Helen Clark also quoted from Mr Doone's statement at the time he resigned: "I have made this decision on my own for reasons which I believe are right and I have made it independently. I decided the job was bigger than me. I do not regard myself as being forced out."
The police report on the incident says Mr Doone told the constable "we'll be on our way", "or words to that effect".
But it adds that Mr Doone disputes that was said.
Yesterday Helen Clark repeated her assertion from last week that she was certain she had told the reporter that what was claimed to have been said by Mr Doone was contested.
But she said she had been referring to the "substance" of what the reporter was telling her about Mr Doone's intervention, not to the precise words he might have used, when she said "you're not wrong."
"I was never focusing on those precise words.
"The substance of the story was never wrong. The substance of the story was that Mr Doone got out of the car which had been been driven by his partner who had had some drinks. The lights were off and he spoke to a young constable in a way which prevented the law from taking its course.

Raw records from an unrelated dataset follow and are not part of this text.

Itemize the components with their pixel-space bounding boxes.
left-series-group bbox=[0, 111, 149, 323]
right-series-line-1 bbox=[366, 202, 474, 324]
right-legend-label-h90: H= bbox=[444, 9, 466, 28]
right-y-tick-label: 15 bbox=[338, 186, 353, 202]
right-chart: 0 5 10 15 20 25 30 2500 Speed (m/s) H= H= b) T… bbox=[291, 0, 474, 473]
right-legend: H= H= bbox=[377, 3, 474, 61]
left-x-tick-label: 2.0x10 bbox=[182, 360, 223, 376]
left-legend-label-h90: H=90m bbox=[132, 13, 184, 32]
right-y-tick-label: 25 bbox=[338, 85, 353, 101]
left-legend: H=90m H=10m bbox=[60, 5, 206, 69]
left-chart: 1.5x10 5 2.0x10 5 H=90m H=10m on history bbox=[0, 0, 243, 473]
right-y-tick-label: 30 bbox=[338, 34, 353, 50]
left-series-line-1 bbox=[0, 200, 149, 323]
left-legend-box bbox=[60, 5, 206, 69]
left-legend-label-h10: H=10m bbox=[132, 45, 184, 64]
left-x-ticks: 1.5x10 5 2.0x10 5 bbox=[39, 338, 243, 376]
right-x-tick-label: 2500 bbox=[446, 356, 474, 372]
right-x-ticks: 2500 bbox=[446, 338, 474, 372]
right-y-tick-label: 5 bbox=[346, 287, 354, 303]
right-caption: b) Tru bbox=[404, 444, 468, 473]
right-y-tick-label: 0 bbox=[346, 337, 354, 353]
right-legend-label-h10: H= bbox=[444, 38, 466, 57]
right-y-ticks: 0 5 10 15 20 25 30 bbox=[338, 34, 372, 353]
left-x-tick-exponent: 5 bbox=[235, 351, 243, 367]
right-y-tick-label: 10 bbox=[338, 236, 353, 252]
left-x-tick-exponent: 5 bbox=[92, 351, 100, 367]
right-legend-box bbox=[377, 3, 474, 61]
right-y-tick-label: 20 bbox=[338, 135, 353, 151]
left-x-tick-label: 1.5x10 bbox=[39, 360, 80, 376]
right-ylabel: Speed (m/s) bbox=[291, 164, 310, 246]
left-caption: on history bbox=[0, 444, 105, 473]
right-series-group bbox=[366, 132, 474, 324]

"The exact words he uttered were never the issue," Helen Clark said, "nor in most people's minds would the words Mr Doone objects to be interpreted as any more damaging than saying 'we'll be on our way then'."
Act leader Rodney Hide claims Helen Clark acted in an underhand and dishonest way.
She had two official reports in front of her and confirmed that something had been said that wasn't.
Mr Hide yesterday disputed the suggestion that there was little difference between a commissioner having said "we'll be on our way" and "that won't be necessary".
"Prime Minister Helen Clark has been both evasive and misleading in answering questions from the media and in Parliament," he said.
National leader Don Brash said the documents showed Helen Clark to have acted in an unsavoury manner and that without her confirmation and encouragement, the newspaper would not have run the story.
Helen Clark took issue with a statement to staff by Fairfax, publishers of the Sunday Star Times, which denied it had "outed" her as a confidential source and apparently implied she had volunteered to give evidence in Mr Doone's defamation suit against the newspaper.
Helen Clark said she agreed to provide a brief of evidence only because she had been threatened with a subpoena. "Not only did I not volunteer to take part, they were advised by my lawyer that I did not wish to be involved in the case."
She also ridiculed claims apparently made in the internal memo that she had the option of giving secret evidence in the Doone defamation case.
Clark v Doone
THE PROSECUTION
Helen Clark misled the Sunday Star-Times when it asked her to verify claims that Mr Doone had told a constable carrying a breath-tester machine, "That won't be necessary".
The newspaper telephoned her five times - three times before the story appeared and twice afterwards. The Prime Minister told the Star-Times it would be vindicated.
There is a lot of difference between the commissioner telling a new constable "I'll be on my way" and "That won't be necessary," the latter being more of an order.
Helen Clark undermined the Cabinet process by leaking confidential Cabinet information and telling the newspaper off the record that she wanted Mr Doone to "fall on his sword".
If it weren't for the PM's "verification," the newspaper would not have printed the story and Mr Doone may not have resigned.
THE DEFENCE
The words "That won't be necessary" were not in the two official reports on the incident which the PM had, so she could not have verified that the specific words had been used.
Helen Clark does not recall being specifically asked if those words were used, but said Mr Doone had contested what he was alleged to have said.
When she "verified" the story, she was referring to the substance of the matter: that Mr Doone's intervention had inhibited a constable with a sniffer from breath-testing the driver.
The words "We'll be on our way" are no less damaging than the words the newspaper printed, "That won't be necessary", when used by a commissioner to a constable.
Mr Doone reached a settlement before he was fired; the Cabinet had lost confidence in him because of his actions, not the specifics of what was said.